The battle between FORCE INDEX and the QUERY OPTIMIZER
Query Optimizer is a part of the server that takes a parsed SQL query and produces a query execution plan.
MySQL Query Optimizer uses (as one of its parameters) the stored key distribution (Cardinality) mechanism to determine the order in which tables should be joined, when you perform a join on something other than a constant and also for determining which indexes to use for a specific table within a query.
However, BEWARE! The query analyzer is not perfect. One of the many reasons is that the key distributions can be far from accurate. If the table has been heavily modified (INSERT or DELETE for example), over time the key distributions (Cardinality) diverge from the true state. (To solve this issue one must run ANALYZE TABLE once in a while).
An Optimizer that picks the wrong plan can cause severe performance issues. This means that your server can hit a performance problem at the most unexpected time.
Lucky for us, we can force the Optimizer to pick a particular plan (index) with the “Force Index” hint.
Does this mean that we should always use a Force Index hint?
NO!
Using FORCE INDEX() indiscriminately can also easily backfire. The distribution of the data or the values of query parameters can change, and the key that you thought was best for the query can, over time, become a less preferred plan. FORCE KEY should be used when you understand exactly why you are using it, and are 100% sure that there is no way the key that is being forced could become bad.
Note, that most often the need for FORCE KEY arises when the query is not very straightforward and there is no “awesome” winner key that the optimizer can easily spot. Such needs can often be addressed by re-writing the query and/or adding better keys.
Notes:
1. By default, ANALYZE TABLE statements are written to the binary log so that they will be replicated to replication slaves.
2. Another contributing factor to the MySQL Optimizers calculation of optimal query execution plan is the number of predicted disk IO/Seeks.
3. Use the ‘SHOW INDEX FROM table‘ statement in order to see the key distribution (Cardinality) for each index.
4. MyISAM data and indexes suffer from fragmentation.
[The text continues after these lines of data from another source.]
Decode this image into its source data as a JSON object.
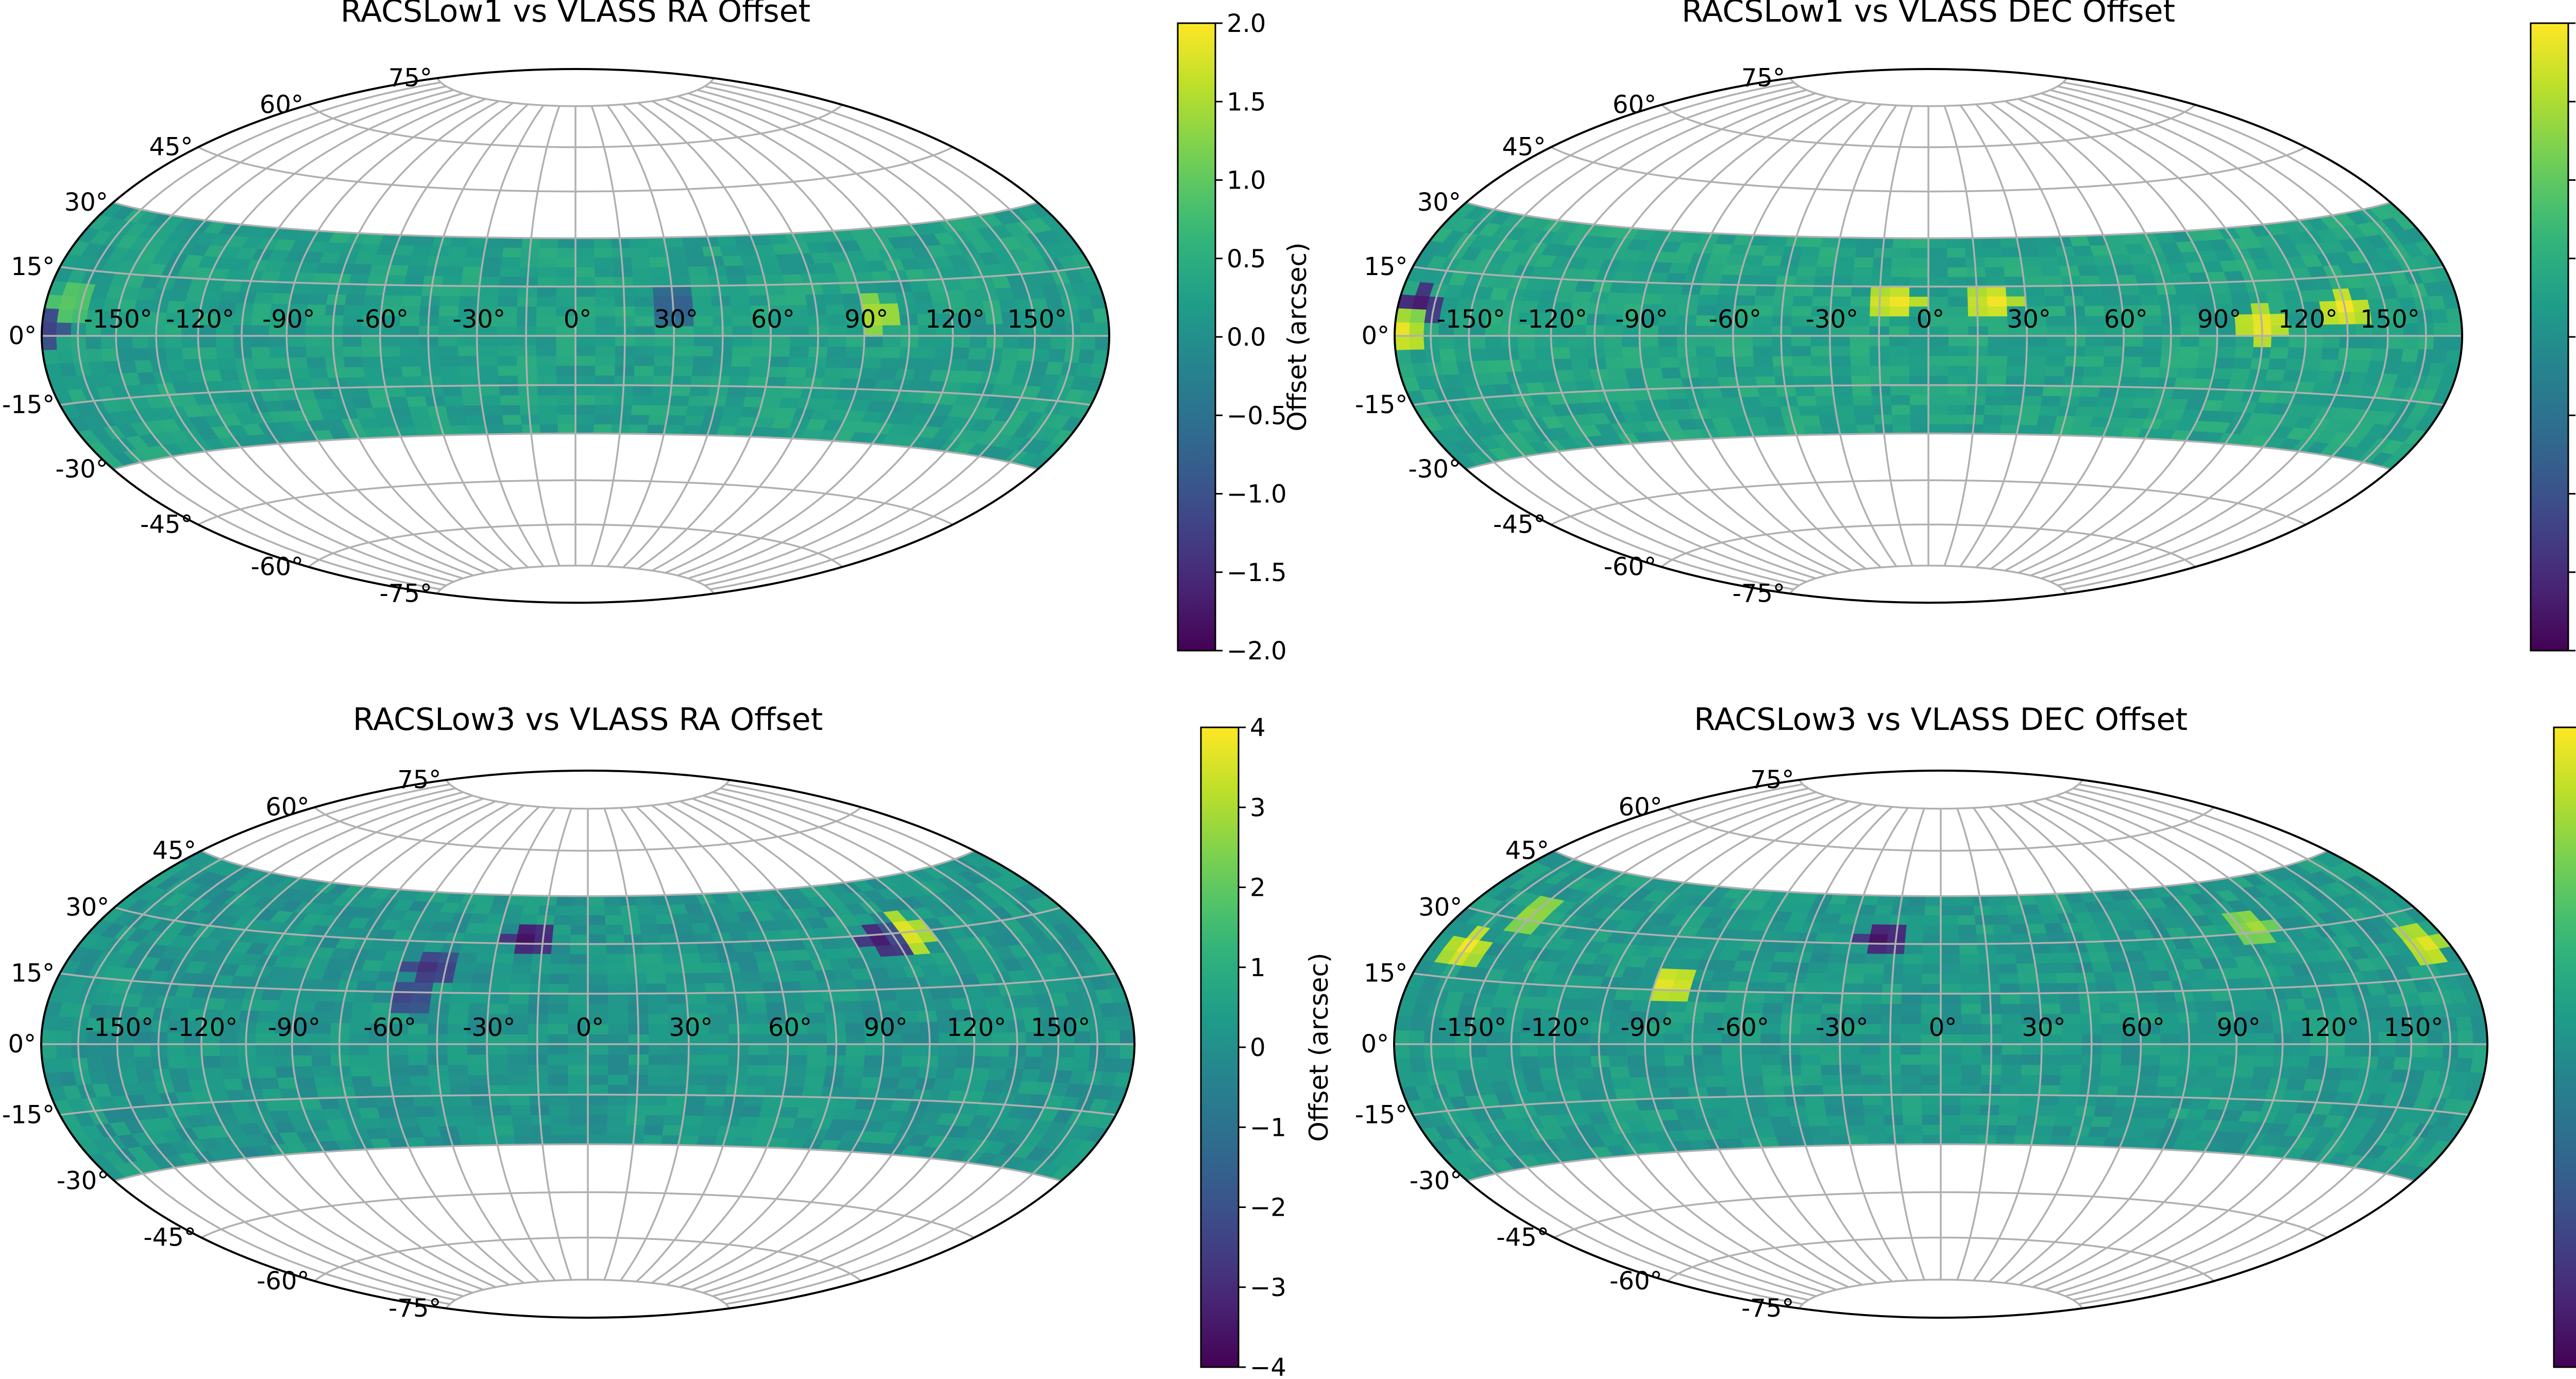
{
  "chart_data": [
    {
      "type": "heatmap",
      "projection": "hammer",
      "title": "RACSLow1 vs VLASS RA Offset",
      "colorbar": {
        "label": "Offset (arcsec)",
        "colormap": "viridis",
        "range": [
          -2,
          2
        ],
        "ticks": [
          "2.0",
          "1.5",
          "1.0",
          "0.5",
          "0.0",
          "−0.5",
          "−1.0",
          "−1.5",
          "−2.0"
        ]
      },
      "lon_tick_labels": [
        "-150°",
        "-120°",
        "-90°",
        "-60°",
        "-30°",
        "0°",
        "30°",
        "60°",
        "90°",
        "120°",
        "150°"
      ],
      "lat_tick_labels": [
        "75°",
        "60°",
        "45°",
        "30°",
        "15°",
        "0°",
        "-15°",
        "-30°",
        "-45°",
        "-60°",
        "-75°"
      ],
      "coverage_dec": [
        -30,
        30
      ],
      "background_value": 0.25,
      "features": [
        {
          "ra": -95,
          "dec": 6,
          "value": 1.6
        },
        {
          "ra": -30,
          "dec": 9,
          "value": -0.9
        },
        {
          "ra": 178,
          "dec": 2,
          "value": -1.3
        },
        {
          "ra": 170,
          "dec": 8,
          "value": 1.0
        }
      ],
      "grid": true
    },
    {
      "type": "heatmap",
      "projection": "hammer",
      "title": "RACSLow1 vs VLASS DEC Offset",
      "colorbar": {
        "label": "Offset (arcsec)",
        "colormap": "viridis",
        "range": [
          -2,
          2
        ],
        "ticks": [
          "2.0",
          "1.5",
          "1.0",
          "0.5",
          "0.0",
          "−0.5",
          "−1.0",
          "−1.5",
          "−2.0"
        ]
      },
      "lon_tick_labels": [
        "-150°",
        "-120°",
        "-90°",
        "-60°",
        "-30°",
        "0°",
        "30°",
        "60°",
        "90°",
        "120°",
        "150°"
      ],
      "lat_tick_labels": [
        "75°",
        "60°",
        "45°",
        "30°",
        "15°",
        "0°",
        "-15°",
        "-30°",
        "-45°",
        "-60°",
        "-75°"
      ],
      "coverage_dec": [
        -30,
        30
      ],
      "background_value": 0.3,
      "features": [
        {
          "ra": -135,
          "dec": 7,
          "value": 2.0
        },
        {
          "ra": -105,
          "dec": 3,
          "value": 2.0
        },
        {
          "ra": -20,
          "dec": 10,
          "value": 2.0
        },
        {
          "ra": 10,
          "dec": 10,
          "value": 2.0
        },
        {
          "ra": 172,
          "dec": 6,
          "value": -1.9
        },
        {
          "ra": 175,
          "dec": 2,
          "value": 2.0
        }
      ],
      "grid": true
    },
    {
      "type": "heatmap",
      "projection": "hammer",
      "title": "RACSLow3 vs VLASS RA Offset",
      "colorbar": {
        "label": "Offset (arcsec)",
        "colormap": "viridis",
        "range": [
          -4,
          4
        ],
        "ticks": [
          "4",
          "3",
          "2",
          "1",
          "0",
          "−1",
          "−2",
          "−3",
          "−4"
        ]
      },
      "lon_tick_labels": [
        "-150°",
        "-120°",
        "-90°",
        "-60°",
        "-30°",
        "0°",
        "30°",
        "60°",
        "90°",
        "120°",
        "150°"
      ],
      "lat_tick_labels": [
        "75°",
        "60°",
        "45°",
        "30°",
        "15°",
        "0°",
        "-15°",
        "-30°",
        "-45°",
        "-60°",
        "-75°"
      ],
      "coverage_dec": [
        -30,
        45
      ],
      "background_value": 0.2,
      "features": [
        {
          "ra": -110,
          "dec": 30,
          "value": 4.0
        },
        {
          "ra": -100,
          "dec": 29,
          "value": -3.5
        },
        {
          "ra": 20,
          "dec": 32,
          "value": -3.8
        },
        {
          "ra": 50,
          "dec": 22,
          "value": -3.0
        },
        {
          "ra": 55,
          "dec": 14,
          "value": -2.5
        }
      ],
      "grid": true
    },
    {
      "type": "heatmap",
      "projection": "hammer",
      "title": "RACSLow3 vs VLASS DEC Offset",
      "colorbar": {
        "label": "Offset (arcsec)",
        "colormap": "viridis",
        "range": [
          -4,
          4
        ],
        "ticks": [
          "4",
          "3",
          "2",
          "1",
          "0",
          "−1",
          "−2",
          "−3",
          "−4"
        ]
      },
      "lon_tick_labels": [
        "-150°",
        "-120°",
        "-90°",
        "-60°",
        "-30°",
        "0°",
        "30°",
        "60°",
        "90°",
        "120°",
        "150°"
      ],
      "lat_tick_labels": [
        "75°",
        "60°",
        "45°",
        "30°",
        "15°",
        "0°",
        "-15°",
        "-30°",
        "-45°",
        "-60°",
        "-75°"
      ],
      "coverage_dec": [
        -30,
        45
      ],
      "background_value": 0.3,
      "features": [
        {
          "ra": -170,
          "dec": 22,
          "value": 3.8
        },
        {
          "ra": -110,
          "dec": 32,
          "value": 3.0
        },
        {
          "ra": 20,
          "dec": 32,
          "value": -3.8
        },
        {
          "ra": 85,
          "dec": 17,
          "value": 4.0
        },
        {
          "ra": 165,
          "dec": 22,
          "value": 4.0
        },
        {
          "ra": 150,
          "dec": 32,
          "value": 3.0
        }
      ],
      "grid": true
    }
  ]
}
Running OPTIMIZE TABLE under MyISAM will sort and recreate the index and data files.
Thanks to Sasha from Percona for opening my eyes to this issue.
Hi,
Thank you for your post, I shall be experimenting with this shortly.
One interesting problem, when I type ‘show index from ‘ it states my cardinality for a boolean field as 17, instead of my expected 2 (on / off). The underlying type is ‘tinyint(1) not null’ – I’ve confirmed only values 1 and 0 are present ?
Additionally it also has the value 17 for a few other fields, for example ‘currency’ I know I have 96 distinct rows, but that’s also reporting a cardinality of 17.
Have you run into this at all?
Cheers,
Rob.
Please run ANALYZE TABLE and lets see how this affects the cardinality.